「歴史のはじまり」|weekly vol.0123
今週は、うでパスタが書く。
そしてこれでここまで三年にわたって続けてきた「weekly」の発刊は最後である。ナンバリングに四桁を確保していたのはいったい何だったんだという感じだが、コストさえ許容しうるのであれば備えるに越したことはない。そして虚勢はたいていの場合、ペイするというのがこの世の哀しい現実だ。だからこそあまり虚勢を張ってばかりいてはいけないのだが、この話は今回はよす。
「合理的な思考」をする人間ほど想定外の事態に不平をもらすものだが、そもそもこの世界にはルールブックがない。特に物理学の示唆する法則を社会科学にあてはめようとすると「想定外」は起こりやすいが、そもそも自然のなかにだってそんな法則は成立していないことの方がはるかに多いのだということをナシーム・ニコラス・タレブが言っている。「一〇〇年に一度の何々」みたいなことが最近やたらと起こるのにはお気付きだろうか。これは私たちがいま確率的にはとても低い目の次々に出る“ゾーン”にいると考えるよりは、そもそも採用しているモデルの方が間違っていると考えるのが自然だ。前回のweeklyと、それから今月配信したYouTubeLIVEをご覧いただきたい。
さて、今年のアカデミー賞授賞式では壇上のコメディアンに細君を侮辱された俳優のウィル・スミスがカメラの前でこのコメディアンを殴打したばかりである。
狼藉におよんだウィル・スミスはいまのところ逮捕されたり告発されたりはしていないようだが、それはなぜか。近年のいわゆる「キャンセル・カルチャー」の震源地となってきたショー・ビズの世界において性犯罪や人種差別発言が事細かにチェックを受ける反面、世界中の見つめるなかでキング・オブ・犯罪行為ともいうべき暴行に手を染めたウィル・スミスの出演作品をどうするのか。

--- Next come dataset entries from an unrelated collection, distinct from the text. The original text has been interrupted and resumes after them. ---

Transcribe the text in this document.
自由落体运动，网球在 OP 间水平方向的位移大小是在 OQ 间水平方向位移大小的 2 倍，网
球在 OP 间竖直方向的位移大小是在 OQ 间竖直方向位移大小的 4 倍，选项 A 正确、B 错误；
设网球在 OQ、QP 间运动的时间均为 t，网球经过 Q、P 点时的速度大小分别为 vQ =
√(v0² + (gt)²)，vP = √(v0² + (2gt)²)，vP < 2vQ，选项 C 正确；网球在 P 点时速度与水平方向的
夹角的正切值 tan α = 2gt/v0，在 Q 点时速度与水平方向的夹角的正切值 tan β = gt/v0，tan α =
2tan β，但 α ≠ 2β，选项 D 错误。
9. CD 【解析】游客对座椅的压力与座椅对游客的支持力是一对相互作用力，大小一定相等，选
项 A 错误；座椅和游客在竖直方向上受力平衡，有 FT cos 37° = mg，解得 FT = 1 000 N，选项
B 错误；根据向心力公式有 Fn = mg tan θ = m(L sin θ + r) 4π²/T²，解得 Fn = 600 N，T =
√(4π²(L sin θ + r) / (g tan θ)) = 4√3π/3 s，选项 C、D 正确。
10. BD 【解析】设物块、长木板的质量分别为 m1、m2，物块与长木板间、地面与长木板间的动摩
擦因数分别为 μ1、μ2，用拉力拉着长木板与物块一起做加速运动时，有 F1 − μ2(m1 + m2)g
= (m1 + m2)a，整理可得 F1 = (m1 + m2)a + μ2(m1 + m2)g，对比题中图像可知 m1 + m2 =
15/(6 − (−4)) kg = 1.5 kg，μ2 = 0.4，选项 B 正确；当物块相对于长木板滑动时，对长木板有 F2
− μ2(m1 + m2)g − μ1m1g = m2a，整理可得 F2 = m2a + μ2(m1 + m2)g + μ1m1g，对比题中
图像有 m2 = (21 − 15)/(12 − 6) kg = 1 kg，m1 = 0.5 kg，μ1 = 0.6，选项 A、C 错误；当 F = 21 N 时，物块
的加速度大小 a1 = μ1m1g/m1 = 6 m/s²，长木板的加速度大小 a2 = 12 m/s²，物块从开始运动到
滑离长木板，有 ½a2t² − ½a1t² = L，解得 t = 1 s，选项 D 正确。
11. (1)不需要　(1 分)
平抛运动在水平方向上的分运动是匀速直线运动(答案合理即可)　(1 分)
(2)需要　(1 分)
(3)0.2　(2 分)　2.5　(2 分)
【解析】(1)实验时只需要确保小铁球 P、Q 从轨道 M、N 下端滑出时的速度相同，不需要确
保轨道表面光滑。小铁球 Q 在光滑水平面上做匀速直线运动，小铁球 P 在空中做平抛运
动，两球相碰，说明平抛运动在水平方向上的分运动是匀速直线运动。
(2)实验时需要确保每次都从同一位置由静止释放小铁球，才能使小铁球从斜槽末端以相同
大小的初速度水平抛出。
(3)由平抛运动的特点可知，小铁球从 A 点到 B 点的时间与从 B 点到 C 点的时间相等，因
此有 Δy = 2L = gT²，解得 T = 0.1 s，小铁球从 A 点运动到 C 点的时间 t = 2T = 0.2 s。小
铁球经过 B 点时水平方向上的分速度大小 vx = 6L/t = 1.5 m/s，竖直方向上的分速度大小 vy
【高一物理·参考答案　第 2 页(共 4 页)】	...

いやどうするのかとかいう以前にこの暴行の直後にスミスは主演男優賞に輝いているのだが、アカデミーはこの扱いをこれからどうするのか。巷間ささやかれる「スミスの気持ちも分かる」とはいったい何なのか。私たち男性は公衆の面前で侮辱された妻のためにどのように立ち、振る舞わなければならないのか。逆に妻たちは私たち夫が侮辱されたときにどうしてくれるのか。成人男性の黒人が成人男性の黒人を殴るという昨今ではめずらしく多様性をめぐる論点が一切介在しない純粋な暴行事件にリベラルの牙城・カリフォルニア州とその心臓部ともいうべきハリウッドはどういう反応を示すのか。などなど、あまりにも具が多すぎてごはんまでたどりつけない状況である。